コロポックル論争
出典: フリー百科事典『ウィキペディア(Wikipedia)』 (2022/02/23 03:02 UTC 版)
坪井正五郎は、日本の石器時代、アイヌの祖先の渡来以前の日本に先住民がいたという、モースのいわゆるプレ・アイヌ説を継承し、アイヌの祖先がその先住民を北方へ駆逐したという人種交代説を唱えた。彼はアイヌの伝承に着目し、それに現れるコロボックルは現在の大和民族ともアイヌ民族とも異なる民族で、彼らこそが日本の先住民であると主張した。 1886年、渡瀬庄三郎が『人類学会報告』創刊号にて札幌周辺に見られる竪穴住居の跡とみられるものがコロボックルの手によって作られたものであり、アイヌ人の前にコロボックルがかの地に居住していた証拠であるという旨の発表を行い、それに坪井正五郎が『人類学会報告』第9号にて大筋賛成という意見の表明を行った。しかし『人類学会報告』9号にはさらに白井光太郎による匿名での坪井への反論が掲載され以降、小金井良精・浜田耕作・佐藤伝蔵・鳥居龍蔵・喜田貞吉など多くの研究家がこの議論に参加した。結局この論争は1913年、坪井がロシアのペテルスブルクで客死するまで続く。 現在はアイヌ人の祖先を日本人の始祖の一つとする説が流布されており、コロボックル説は一般的に受け入れられていない。2008年1月18日の産経新聞では「アイヌは縄文人の血を最も直接的に引き継いでいるとみられている。」としている。朝日新聞社のホームページasahi.com内の記事「街の記憶」では、「アイヌや沖縄の人たちは、縄文人の血を濃く受け継ぐ民族だといわれている。」とし、また同社の2007年06月9日の記事において「日本人は(中略)縄文人からの遺伝形質は北海道のアイヌを除けば薄れてきたとされている。
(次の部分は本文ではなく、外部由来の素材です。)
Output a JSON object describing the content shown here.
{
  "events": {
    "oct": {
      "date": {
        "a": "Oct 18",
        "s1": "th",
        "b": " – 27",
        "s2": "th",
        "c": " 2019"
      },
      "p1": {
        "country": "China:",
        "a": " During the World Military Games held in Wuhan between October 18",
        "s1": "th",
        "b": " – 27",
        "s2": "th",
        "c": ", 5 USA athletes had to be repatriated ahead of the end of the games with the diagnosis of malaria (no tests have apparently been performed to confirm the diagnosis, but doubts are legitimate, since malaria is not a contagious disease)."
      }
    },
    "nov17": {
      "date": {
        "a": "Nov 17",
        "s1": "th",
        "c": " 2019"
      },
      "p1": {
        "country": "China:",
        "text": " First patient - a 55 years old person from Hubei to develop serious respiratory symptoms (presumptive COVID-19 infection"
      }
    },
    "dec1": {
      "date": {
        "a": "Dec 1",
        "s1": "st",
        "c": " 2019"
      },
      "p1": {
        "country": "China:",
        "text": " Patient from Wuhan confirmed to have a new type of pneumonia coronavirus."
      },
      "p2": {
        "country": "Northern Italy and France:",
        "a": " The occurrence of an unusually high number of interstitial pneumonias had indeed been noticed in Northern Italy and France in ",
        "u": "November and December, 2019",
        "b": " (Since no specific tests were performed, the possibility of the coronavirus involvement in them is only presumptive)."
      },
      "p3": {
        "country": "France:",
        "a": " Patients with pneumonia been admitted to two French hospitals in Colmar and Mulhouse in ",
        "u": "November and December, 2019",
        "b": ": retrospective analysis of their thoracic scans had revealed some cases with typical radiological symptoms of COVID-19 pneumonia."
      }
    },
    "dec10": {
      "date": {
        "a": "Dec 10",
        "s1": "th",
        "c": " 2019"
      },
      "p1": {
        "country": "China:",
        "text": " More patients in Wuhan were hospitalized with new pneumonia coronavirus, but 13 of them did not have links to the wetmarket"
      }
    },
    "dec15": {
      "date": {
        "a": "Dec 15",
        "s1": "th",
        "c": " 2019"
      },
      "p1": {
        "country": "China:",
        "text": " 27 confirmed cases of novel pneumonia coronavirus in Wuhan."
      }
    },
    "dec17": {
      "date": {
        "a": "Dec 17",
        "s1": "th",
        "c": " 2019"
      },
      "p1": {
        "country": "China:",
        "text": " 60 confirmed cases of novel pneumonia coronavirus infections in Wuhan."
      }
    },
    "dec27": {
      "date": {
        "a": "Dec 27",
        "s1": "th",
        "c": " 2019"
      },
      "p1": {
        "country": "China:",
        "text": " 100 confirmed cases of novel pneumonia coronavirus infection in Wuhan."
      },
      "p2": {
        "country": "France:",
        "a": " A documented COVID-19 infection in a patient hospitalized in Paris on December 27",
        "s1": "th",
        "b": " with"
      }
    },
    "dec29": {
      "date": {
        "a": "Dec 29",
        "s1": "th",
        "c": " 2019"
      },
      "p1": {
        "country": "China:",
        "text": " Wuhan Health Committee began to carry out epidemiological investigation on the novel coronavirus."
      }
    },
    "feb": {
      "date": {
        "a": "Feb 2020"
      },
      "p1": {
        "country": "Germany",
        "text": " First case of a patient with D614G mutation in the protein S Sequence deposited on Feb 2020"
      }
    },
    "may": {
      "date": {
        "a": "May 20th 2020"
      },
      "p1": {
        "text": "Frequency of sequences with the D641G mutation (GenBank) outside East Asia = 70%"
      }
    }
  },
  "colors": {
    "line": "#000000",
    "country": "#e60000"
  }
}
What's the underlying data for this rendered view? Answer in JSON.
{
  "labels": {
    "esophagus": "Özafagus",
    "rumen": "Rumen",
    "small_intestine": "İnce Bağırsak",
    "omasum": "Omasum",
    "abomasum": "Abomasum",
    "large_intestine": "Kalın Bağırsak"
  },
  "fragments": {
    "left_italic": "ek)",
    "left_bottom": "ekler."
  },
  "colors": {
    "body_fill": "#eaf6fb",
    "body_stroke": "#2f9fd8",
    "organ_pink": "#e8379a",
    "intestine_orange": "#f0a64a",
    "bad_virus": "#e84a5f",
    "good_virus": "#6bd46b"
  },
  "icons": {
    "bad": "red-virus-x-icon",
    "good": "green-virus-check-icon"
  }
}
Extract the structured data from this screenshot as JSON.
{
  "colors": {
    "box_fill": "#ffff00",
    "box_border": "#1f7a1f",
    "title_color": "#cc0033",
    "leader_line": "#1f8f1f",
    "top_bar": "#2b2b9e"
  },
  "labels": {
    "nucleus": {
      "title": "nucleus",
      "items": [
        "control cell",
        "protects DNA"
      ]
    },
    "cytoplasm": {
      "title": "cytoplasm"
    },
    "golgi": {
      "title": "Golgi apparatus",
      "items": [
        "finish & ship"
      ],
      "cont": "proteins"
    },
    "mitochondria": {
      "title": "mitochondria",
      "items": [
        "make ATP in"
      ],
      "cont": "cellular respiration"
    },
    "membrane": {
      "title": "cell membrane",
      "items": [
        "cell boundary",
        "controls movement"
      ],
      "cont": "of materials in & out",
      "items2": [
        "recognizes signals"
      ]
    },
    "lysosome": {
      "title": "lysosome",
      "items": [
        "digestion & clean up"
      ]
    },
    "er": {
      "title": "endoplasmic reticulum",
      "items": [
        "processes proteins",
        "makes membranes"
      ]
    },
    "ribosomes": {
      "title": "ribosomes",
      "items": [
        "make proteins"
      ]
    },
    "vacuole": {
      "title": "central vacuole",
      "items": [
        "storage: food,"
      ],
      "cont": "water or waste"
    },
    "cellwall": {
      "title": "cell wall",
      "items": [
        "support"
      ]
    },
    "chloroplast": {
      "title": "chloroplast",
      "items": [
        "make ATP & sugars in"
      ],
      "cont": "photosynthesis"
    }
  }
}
」と報道している。 なお、2006年の第169回国会で可決された「アイヌ民族を先住民族とすることを求める決議案」は「アイヌの人々を日本列島北部周辺、とりわけ北海道における先住民である」とした決議で、過去日本列島において縄文式土器を使っていた人々の子孫がアイヌ人であるという説には言及していない。